The city of Phnom Penh on Tuesday concluded a 20-year agreement to bring 300 metered taxis to its streets over the next five years.
The announcement is the second attempt in recent months to introduce a form of transportation already common in most regional capitals.
Presiding over a signing ceremony at City Hall with the Chinese firm Global (Cambodia) Trade Development Co, Phnom Penh Governor Kep Chuktema said he expected 60 taxis to be operating in the capital by early next year.
Under the terms of the deal, the company is to invest a total of $6 million in its taxi fleet, said Kep Chuktema, adding that he believed the company would provide a high quality service. “People care about safety and comfort,” he said.
Hu Guang Xi, president of Global Trade, said his company hoped to employ as many as 1,000 people and felt that serving Phnom Penh was an enticing prospect.
“Our company is very confident in doing business in Phnom Penh,” he said, adding that the cabs are to charge $0.50 per kilometer. “We hope it is a fair price for citizens,” he said.
Without revealing the model of taxi to be introduced, Hu Guang Xi said they will help improve air quality in the capital, as they will meet strict emissions standards.
A City Hall official familiar with the deal but who declined to be named said that Global Trade, and another company yet to be selected, will have exclusive rights to operate metered taxis within the capital, with the exception of Phnom Penh International Airport.
Service from the airport will continue to be handled exclusively by a pool of around 80 vehicles already part of a “taxi association” managed by the municipal public works department, the official said. The metered cabs, however, will be allowed to drop passengers off at the airport, the official added.
In August, the Vietnamese-owned Mai Linh Open Tour company unveiled a fleet of 11 metered taxis but the company has since ceased operations.
Kang Heang Ratana, marketing manager for Mai Linh, which also operates regional bus services, said the taxi service was halted due to bureaucratic reasons.
“The metered taxi was delayed due to not having an official contract,” he said, adding that his company still hopes to sign a contract with the city. “The company is preparing the paperwork,” he said.

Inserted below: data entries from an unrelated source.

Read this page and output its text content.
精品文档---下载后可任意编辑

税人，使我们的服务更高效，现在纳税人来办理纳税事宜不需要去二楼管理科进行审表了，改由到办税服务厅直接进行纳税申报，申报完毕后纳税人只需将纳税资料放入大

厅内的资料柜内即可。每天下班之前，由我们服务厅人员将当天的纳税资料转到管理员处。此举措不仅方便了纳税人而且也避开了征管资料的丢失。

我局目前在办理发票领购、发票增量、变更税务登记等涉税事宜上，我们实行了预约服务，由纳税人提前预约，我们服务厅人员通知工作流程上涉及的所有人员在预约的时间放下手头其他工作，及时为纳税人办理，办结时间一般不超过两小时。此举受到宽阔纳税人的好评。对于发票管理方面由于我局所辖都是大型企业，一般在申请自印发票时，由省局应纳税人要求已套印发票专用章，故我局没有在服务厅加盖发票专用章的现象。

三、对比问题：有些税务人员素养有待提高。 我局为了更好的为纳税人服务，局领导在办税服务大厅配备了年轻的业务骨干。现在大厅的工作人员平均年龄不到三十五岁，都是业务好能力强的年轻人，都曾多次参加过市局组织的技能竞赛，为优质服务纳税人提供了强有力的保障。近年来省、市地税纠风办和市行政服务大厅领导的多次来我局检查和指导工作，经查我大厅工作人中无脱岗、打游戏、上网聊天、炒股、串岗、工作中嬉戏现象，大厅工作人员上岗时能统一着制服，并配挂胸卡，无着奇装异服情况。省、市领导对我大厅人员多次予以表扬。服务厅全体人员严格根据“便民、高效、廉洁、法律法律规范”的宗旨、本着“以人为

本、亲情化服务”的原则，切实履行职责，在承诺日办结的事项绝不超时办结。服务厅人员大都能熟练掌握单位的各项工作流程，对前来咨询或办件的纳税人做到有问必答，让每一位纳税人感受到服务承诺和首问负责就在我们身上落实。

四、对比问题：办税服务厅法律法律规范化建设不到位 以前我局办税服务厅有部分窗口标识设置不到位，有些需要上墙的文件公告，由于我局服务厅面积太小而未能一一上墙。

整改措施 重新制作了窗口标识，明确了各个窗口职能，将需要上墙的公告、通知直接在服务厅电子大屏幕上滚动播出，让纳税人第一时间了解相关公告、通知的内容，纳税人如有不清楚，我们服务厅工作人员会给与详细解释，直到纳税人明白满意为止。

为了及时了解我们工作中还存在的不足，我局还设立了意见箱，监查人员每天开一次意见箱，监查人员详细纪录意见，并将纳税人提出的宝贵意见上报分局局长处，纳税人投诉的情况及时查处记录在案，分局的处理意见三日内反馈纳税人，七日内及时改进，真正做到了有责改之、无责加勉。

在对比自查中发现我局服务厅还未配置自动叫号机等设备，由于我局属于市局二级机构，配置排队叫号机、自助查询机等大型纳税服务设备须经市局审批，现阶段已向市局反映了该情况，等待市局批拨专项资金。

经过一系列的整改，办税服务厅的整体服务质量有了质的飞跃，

Ho Vandy, president of the Cambodian Association of Travel Agents, said that a metered taxi service would be a valuable service for visitors to Phnom Penh.

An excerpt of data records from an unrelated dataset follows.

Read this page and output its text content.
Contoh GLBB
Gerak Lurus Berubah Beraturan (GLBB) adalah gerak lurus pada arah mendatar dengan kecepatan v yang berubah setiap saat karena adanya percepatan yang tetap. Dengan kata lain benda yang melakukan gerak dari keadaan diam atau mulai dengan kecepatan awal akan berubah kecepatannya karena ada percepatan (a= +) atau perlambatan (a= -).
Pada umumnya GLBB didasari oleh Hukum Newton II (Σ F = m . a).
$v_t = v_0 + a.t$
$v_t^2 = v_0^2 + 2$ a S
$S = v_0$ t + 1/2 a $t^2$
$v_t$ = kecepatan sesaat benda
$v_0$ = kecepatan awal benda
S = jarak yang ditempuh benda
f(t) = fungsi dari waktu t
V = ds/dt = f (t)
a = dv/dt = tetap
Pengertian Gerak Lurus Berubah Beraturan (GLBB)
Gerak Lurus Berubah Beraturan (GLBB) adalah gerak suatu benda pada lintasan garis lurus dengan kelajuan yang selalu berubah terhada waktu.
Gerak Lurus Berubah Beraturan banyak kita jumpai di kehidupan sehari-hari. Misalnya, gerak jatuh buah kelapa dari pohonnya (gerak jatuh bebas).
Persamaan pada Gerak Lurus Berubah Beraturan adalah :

However, the scarce number of tourists in the capital during the rainy months and high fuel prices may make it hard to turn a profit, he said. Currently many tourists find motorbike taxis and tuk-tuks a difficult way of traveling from place to place, he said. “Tourists, once they need to get free of the group [tour], they want to be individuals but it’s very hard to pick up a taxi,” he said.